Ingredients (two large loaves)
1kg Strong bread flour
7g salt
Ladle full of levain starter
500mls water
Olive oil
Equipment
Two proving baskets or two tea towel lined bowls
Pizza/baking stone
Wooden pizza peel
Roasting tray
Method
The night before you want to bake, mix 500g of flour with 500mls of water. Cover and leave in a warm room.
In the morning, add the other 500g of flour and the salt. Mix it together and then knead the dough for 10 minutes making sure that you stretch the dough out as much as possible.
Shape the dough into a ball by folding it into itself. Place into a large oiled bowl and cover with clingfilm. Leave for an hour or so. This bit is called proving.
Hopefully the dough will have increased in size. Prod it down with the fingers of both hands then remake the ball by stretching it over into itself, rotating the bowl with each fold (this is called knocking back)
Cover and leave for a couple more hours, then knock back again. Then in a couple of hours (or when it’s doubled in size) knock it back again.
Now, with a sharp knife cut the dough into two.
The next bit is vital to get a good shape and rise. There are loads of ways of doing this, but this is what I do and it works for me.
Take one of the halves. Prod it flat with your finger tips, then fold the top edge and the bottom edge into the middle to form a long dough sausage. Take one end of the sausage and fold it to the middle, then take the other end and fold it over the top. You’ll end up with a stubby tube. The idea is to stretch the gluten even more.
Now shape the dough ball into more of a round, and place smooth side down into the proving basket or tea towel bowl (after coating either bowel or basket with flour).
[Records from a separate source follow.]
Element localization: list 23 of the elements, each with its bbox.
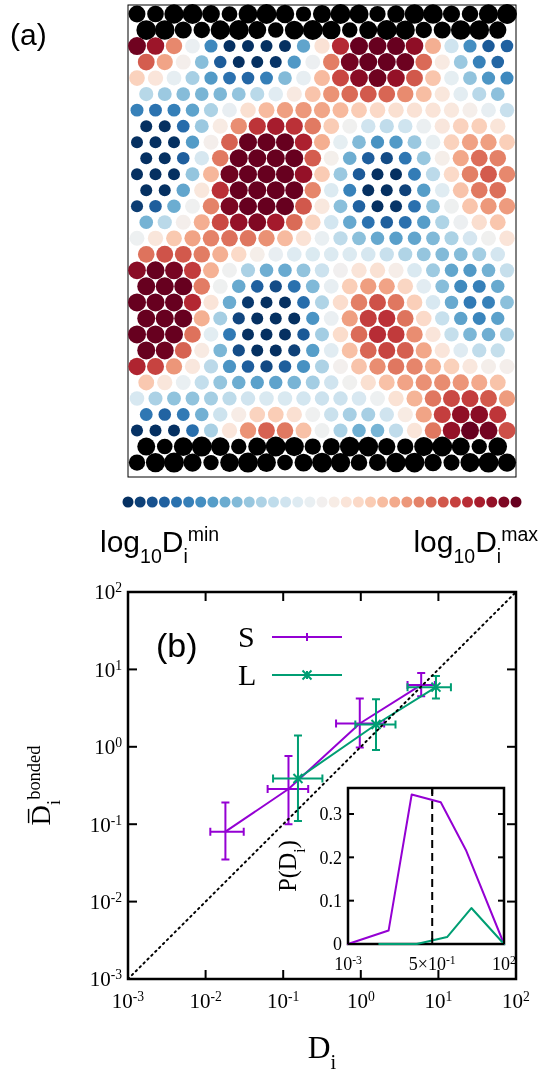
y-tick-label: 10$^{0}$ — [94, 734, 123, 760]
legend-label: S — [238, 620, 255, 653]
y-tick-label: 10$^{2}$ — [94, 579, 123, 605]
x-tick-label: 10$^{2}$ — [502, 988, 531, 1013]
y-tick-label: 0.3 — [319, 804, 342, 825]
x-tick-label: 10$^{-3}$ — [334, 953, 363, 974]
text: (a) — [10, 18, 47, 51]
y-tick-label: 10$^{-2}$ — [89, 889, 123, 914]
annotation: (b) — [156, 626, 198, 664]
x-tick-label: 5×10$^{-1}$ — [408, 953, 456, 974]
y-tick-label: 0.2 — [319, 847, 342, 868]
x-tick-label: 10$^{-2}$ — [189, 988, 222, 1013]
x-tick-label: 10$^{-3}$ — [111, 988, 145, 1013]
x-tick-label: 10$^{-1}$ — [267, 988, 300, 1013]
x-tick-label: 10$^{2}$ — [492, 953, 517, 974]
legend-label: L — [238, 658, 257, 691]
y-tick-label: 10$^{-1}$ — [89, 812, 122, 837]
x-axis-title: D$_{i}$ — [307, 1030, 337, 1073]
y-tick-label: 0.1 — [319, 890, 342, 911]
x-tick-label: 10$^{0}$ — [346, 988, 375, 1013]
x-tick-label: 10$^{1}$ — [424, 988, 453, 1013]
y-tick-label: 0 — [333, 934, 342, 955]
y-tick-label: 10$^{1}$ — [94, 657, 122, 682]
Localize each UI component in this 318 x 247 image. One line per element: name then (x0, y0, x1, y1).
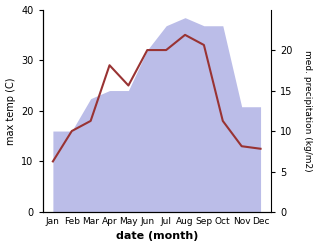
Y-axis label: max temp (C): max temp (C) (5, 77, 16, 144)
X-axis label: date (month): date (month) (115, 231, 198, 242)
Y-axis label: med. precipitation (kg/m2): med. precipitation (kg/m2) (303, 50, 313, 172)
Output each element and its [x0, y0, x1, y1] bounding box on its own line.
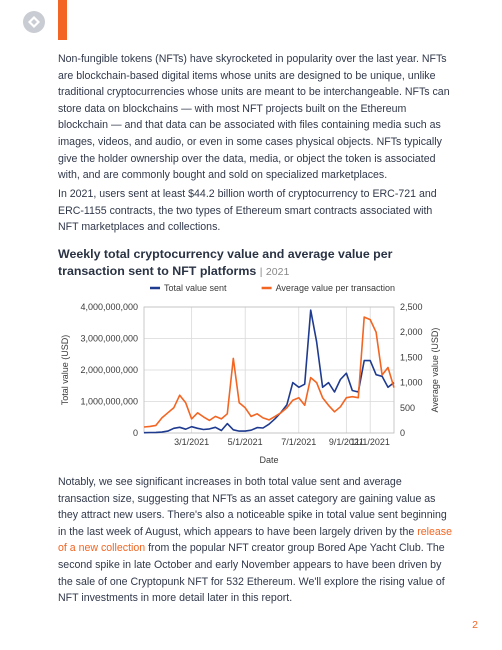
y-left-tick-label: 0 [133, 428, 138, 438]
y-right-tick-label: 1,000 [400, 378, 423, 388]
y-left-tick-label: 1,000,000,000 [80, 397, 138, 407]
x-tick-label: 11/1/2021 [351, 437, 390, 447]
line-chart: Total value sent Average value per transa… [60, 283, 440, 465]
plot-frame [143, 306, 395, 434]
y-right-tick-label: 0 [400, 428, 405, 438]
series-line [143, 316, 395, 428]
header-accent-bar [58, 0, 67, 40]
chart-title-text: Weekly total cryptocurrency value and av… [58, 247, 393, 278]
page-number: 2 [472, 619, 478, 631]
chart-title-divider: | [259, 266, 263, 278]
intro-paragraph: Non-fungible tokens (NFTs) have skyrocke… [58, 53, 450, 182]
legend-label: Average value per transaction [276, 283, 395, 293]
x-tick-label: 7/1/2021 [281, 437, 316, 447]
y-left-axis-title: Total value (USD) [60, 335, 70, 406]
y-right-axis-title: Average value (USD) [430, 328, 440, 413]
chart-title: Weekly total cryptocurrency value and av… [58, 246, 458, 281]
legend-label: Total value sent [164, 283, 227, 293]
analysis-text-start: Notably, we see significant increases in… [58, 476, 447, 538]
y-left-tick-label: 3,000,000,000 [80, 334, 138, 344]
collection-release-link[interactable]: release of a new collection [58, 525, 452, 555]
chart-year: 2021 [265, 266, 290, 278]
y-left-tick-label: 2,000,000,000 [80, 365, 138, 375]
x-tick-label: 5/1/2021 [228, 437, 263, 447]
y-right-tick-label: 2,500 [400, 302, 423, 312]
series-line [143, 309, 395, 434]
y-right-tick-label: 1,500 [400, 352, 423, 362]
company-logo-icon [23, 11, 45, 33]
summary-paragraph: In 2021, users sent at least $44.2 billi… [58, 188, 437, 234]
y-right-tick-label: 2,000 [400, 327, 423, 337]
y-left-tick-label: 4,000,000,000 [80, 302, 138, 312]
y-right-tick-label: 500 [400, 403, 415, 413]
analysis-text-end: from the popular NFT creator group Bored… [58, 542, 445, 605]
x-tick-label: 9/1/2021 [329, 437, 364, 447]
x-axis-title: Date [259, 455, 278, 465]
analysis-paragraph: Notably, we see significant increases in… [58, 474, 454, 607]
x-tick-label: 3/1/2021 [174, 437, 209, 447]
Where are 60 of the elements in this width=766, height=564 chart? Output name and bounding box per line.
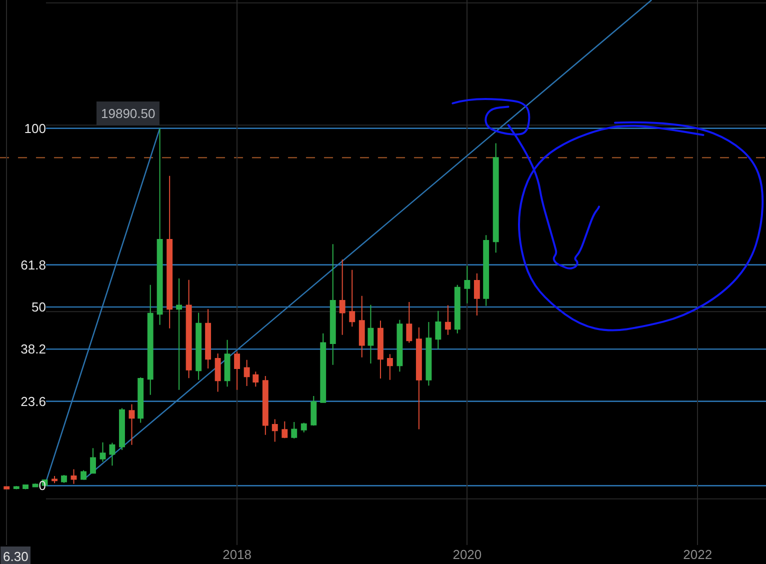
candlestick xyxy=(378,320,384,379)
candlestick xyxy=(272,418,278,442)
candlestick xyxy=(147,284,154,396)
candlestick xyxy=(186,279,192,379)
candlestick xyxy=(138,376,144,424)
candlestick xyxy=(320,332,326,404)
candlestick xyxy=(205,308,212,369)
candlestick xyxy=(52,476,58,484)
candlestick xyxy=(492,142,499,254)
candlestick xyxy=(282,420,288,439)
candlestick xyxy=(416,326,422,430)
candlestick xyxy=(291,422,298,439)
candlestick xyxy=(22,484,28,490)
y-tick-label: 38.2 xyxy=(20,342,46,357)
candlestick xyxy=(80,470,87,480)
x-tick-label: 2018 xyxy=(222,547,252,562)
candlestick xyxy=(474,272,480,316)
candlestick xyxy=(339,258,346,336)
y-tick-label: 23.6 xyxy=(20,394,46,409)
y-tick-label: 50 xyxy=(31,300,46,315)
candlestick xyxy=(166,175,173,329)
y-tick-label: 100 xyxy=(24,120,46,136)
text: 6.30 xyxy=(3,549,28,564)
candlestick xyxy=(196,312,202,380)
candlestick xyxy=(310,395,317,426)
candlestick xyxy=(483,234,490,306)
candlestick xyxy=(70,468,77,484)
candlestick xyxy=(128,404,135,446)
candlestick xyxy=(358,295,365,358)
candlestick xyxy=(156,128,163,326)
candlestick xyxy=(386,354,393,380)
candlestick xyxy=(234,351,240,390)
candlestick xyxy=(90,448,96,474)
x-tick-label: 2020 xyxy=(452,547,482,562)
candlestick xyxy=(100,442,106,462)
candlestick xyxy=(214,352,221,392)
candlestick xyxy=(349,269,356,328)
candlestick xyxy=(454,284,460,334)
candlestick xyxy=(396,319,403,372)
x-tick-label: 2022 xyxy=(683,547,712,562)
annotation: 19890.50 xyxy=(101,106,156,121)
candlestick xyxy=(464,265,470,304)
candlestick xyxy=(330,244,336,366)
candlestick xyxy=(61,474,67,484)
candlestick xyxy=(300,422,307,433)
y-tick-label: 61.8 xyxy=(20,257,46,272)
candlestick xyxy=(252,371,259,388)
candlestick xyxy=(109,442,116,466)
candlestick xyxy=(244,359,250,386)
candlestick xyxy=(444,304,451,336)
candlestick xyxy=(176,278,182,390)
candlestick xyxy=(32,483,38,488)
candlestick xyxy=(368,304,374,364)
candlestick xyxy=(426,322,432,386)
candlestick xyxy=(435,310,442,350)
y-tick-label: 0 xyxy=(38,478,46,494)
candlestick xyxy=(406,301,412,344)
candlestick xyxy=(224,339,230,388)
candlestick xyxy=(119,408,125,450)
candlestick xyxy=(262,375,268,436)
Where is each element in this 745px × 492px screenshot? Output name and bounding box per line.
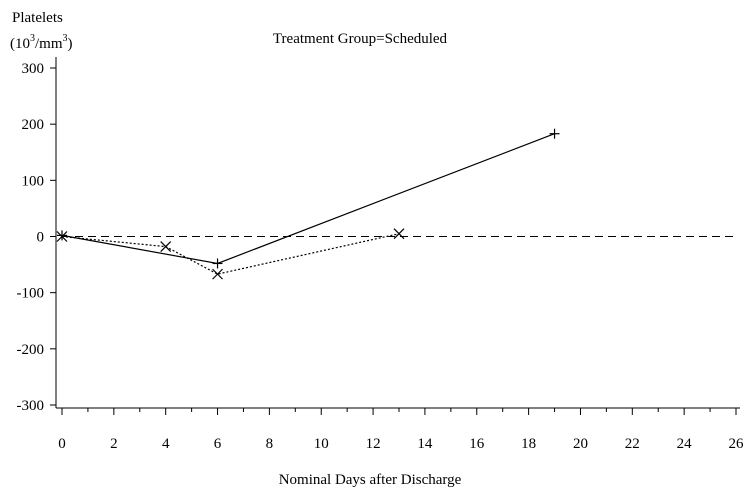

Sprinkle more flour on the expose top of the dough and cover with clingfilm.
Leave for at least a couple of hours until the dough has risen.
Baking
30 mins before you want to bake set the oven at the maximum temperature.
Ideally you’ll have a baking stone (about £10 from Sainsbury’s or Amazon) — you could use a tray, but a stone is better. Have the stone in the oven on a middle shelf so it heats up with the oven. Also put a roasting tray at the bottom of the oven.
Turn out one of the proved loaves onto the floured peel. Using a sharp knife slash the top of the loaf. This enables it to rise. Slashing is a personal thing. Experiment with different methods (just make sure the knife is super sharp).
Slide the dough directly onto the pizza stone. And pour a glass of water into the hot baking tray at the bottom of the oven (the steam helps to get a good crust).
Close the door and bake at maximum temperature for 10 minutes.
Open the door and check the bread (I normally rotate it 180º). Turn the oven down to 150º and leave it to bake for a further 40 minutes.
Leave the bread to cool on a cooling rack (tempting as it might be, the loaves need to cool down a bit as they continue to cook after you remove them from the oven).
You can freeze one of the loaves if you want, they freeze really well.
Enjoy your bread! And share your successes and failures with us. I guarantee there will be good bakes and bad ones. I still have baking disasters, but every time I mess up I learn something new about baking levain bread.